The future of our framework includes a dedicated module for Data Science Model integration. This module will facilitate the seamless incorporation of machine learning models, allowing data engineers and data scientists to collaborate efficiently. Whether it’s deploying models in batch processes, automating model evaluation, or managing model versions, our framework will simplify these processes, reducing the overhead of managing a growing model ecosystem.

Stay tuned for more insights into how our No-Code/Low-Code Data Engineering framework continues to evolve and adapt to the ever-changing landscape of Data Engineering and data science.

Conclusion

As we conclude our journey through the architecture of our No-Code/Low-Code Data Engineering framework, it’s clear that the power to evolve is at the heart of its design. This framework isn’t just a static solution; it’s a dynamic and adaptable tool that grows alongside your Data Engineering needs.

From handling diverse data formats to simplifying feature engineering and envisioning the seamless integration of Data Science Models, our framework is a testament to the ever-evolving landscape of Data Engineering and data science.

We invite you to embrace this future of data engineering—a future where complexity is tamed, innovation thrives, and collaboration between technical maestros and novices becomes the norm.

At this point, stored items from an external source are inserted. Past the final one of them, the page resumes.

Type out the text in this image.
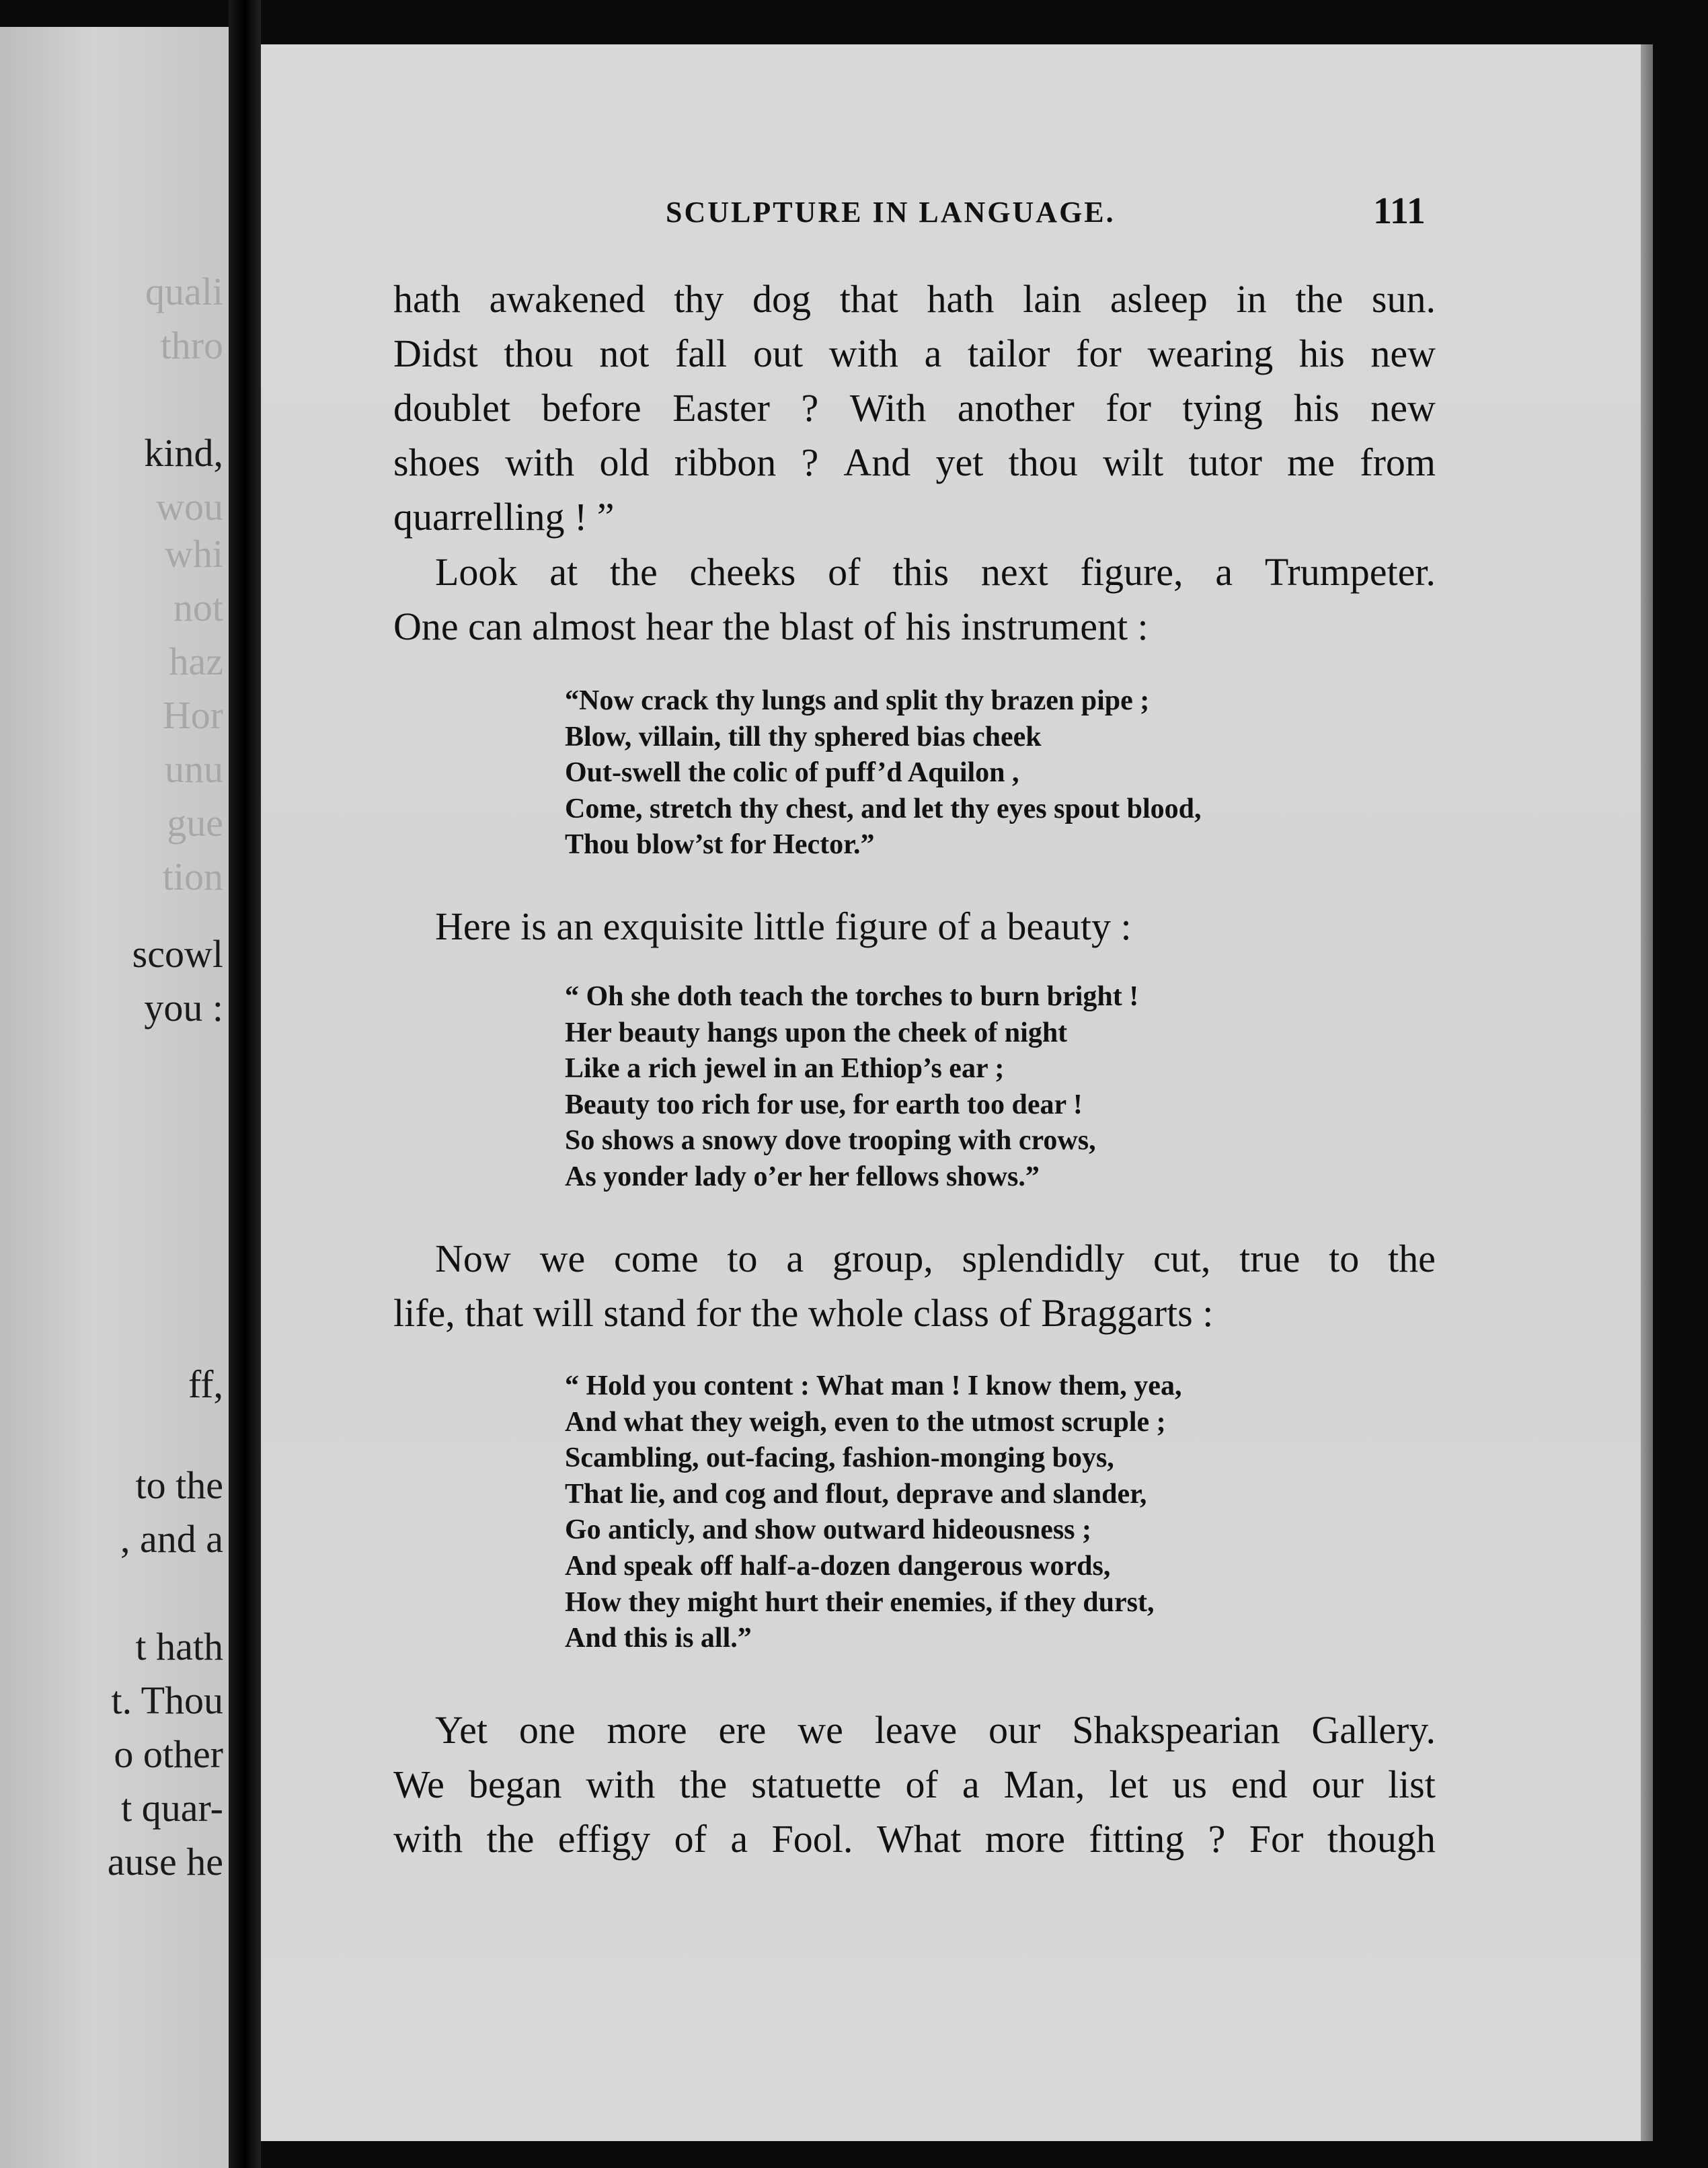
quali
thro
kind,
wou
whi
not
haz
Hor
unu
gue
tion
scowl
you :
ff,
to the
, and a
t hath
t. Thou
o other
t quar-
ause he
SCULPTURE IN LANGUAGE.	111
hath awakened thy dog that hath lain asleep in the sun.
Didst thou not fall out with a tailor for wearing his new
doublet before Easter ? With another for tying his new
shoes with old ribbon ? And yet thou wilt tutor me from
quarrelling ! ”
Look at the cheeks of this next figure, a Trumpeter.
One can almost hear the blast of his instrument :
“Now crack thy lungs and split thy brazen pipe ;
Blow, villain, till thy sphered bias cheek
Out-swell the colic of puff’d Aquilon ,
Come, stretch thy chest, and let thy eyes spout blood,
Thou blow’st for Hector.”
Here is an exquisite little figure of a beauty :
“ Oh she doth teach the torches to burn bright !
Her beauty hangs upon the cheek of night
Like a rich jewel in an Ethiop’s ear ;
Beauty too rich for use, for earth too dear !
So shows a snowy dove trooping with crows,
As yonder lady o’er her fellows shows.”
Now we come to a group, splendidly cut, true to the
life, that will stand for the whole class of Braggarts :
“ Hold you content : What man ! I know them, yea,
And what they weigh, even to the utmost scruple ;
Scambling, out-facing, fashion-monging boys,
That lie, and cog and flout, deprave and slander,
Go anticly, and show outward hideousness ;
And speak off half-a-dozen dangerous words,
How they might hurt their enemies, if they durst,
And this is all.”
Yet one more ere we leave our Shakspearian Gallery.
We began with the statuette of a Man, let us end our list
with the effigy of a Fool. What more fitting ? For though
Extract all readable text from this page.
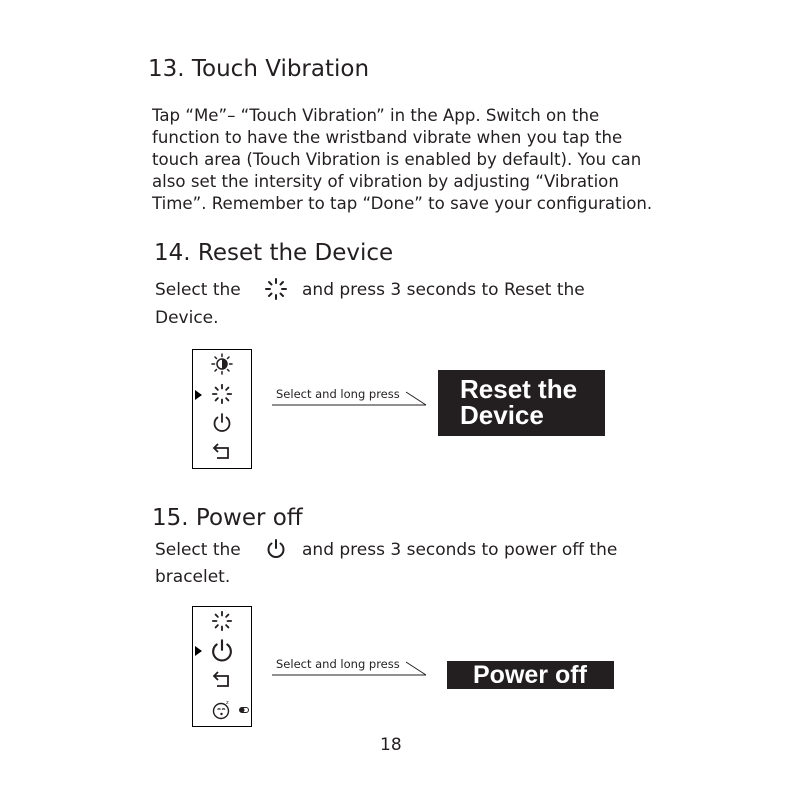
13. Touch Vibration
Tap “Me”– “Touch Vibration” in the App. Switch on the
function to have the wristband vibrate when you tap the
touch area (Touch Vibration is enabled by default). You can
also set the intersity of vibration by adjusting “Vibration
Time”. Remember to tap “Done” to save your configuration.
14. Reset the Device
Select the	and press 3 seconds to Reset the
Device.
Select and long press Reset the
Device
15. Power off
Select the	and press 3 seconds to power off the
bracelet.
z
Select and long press	Power off
18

Our journey doesn’t end here; it continues to evolve, just like the data landscape it serves.

Stay tuned for more insights, updates, and innovations as we embark on this exciting expedition through the world of data engineering. Together, we’ll continue to shape the future of data.

Thank you for joining us on this exploration, and we look forward to the adventures that lie ahead in the world of data.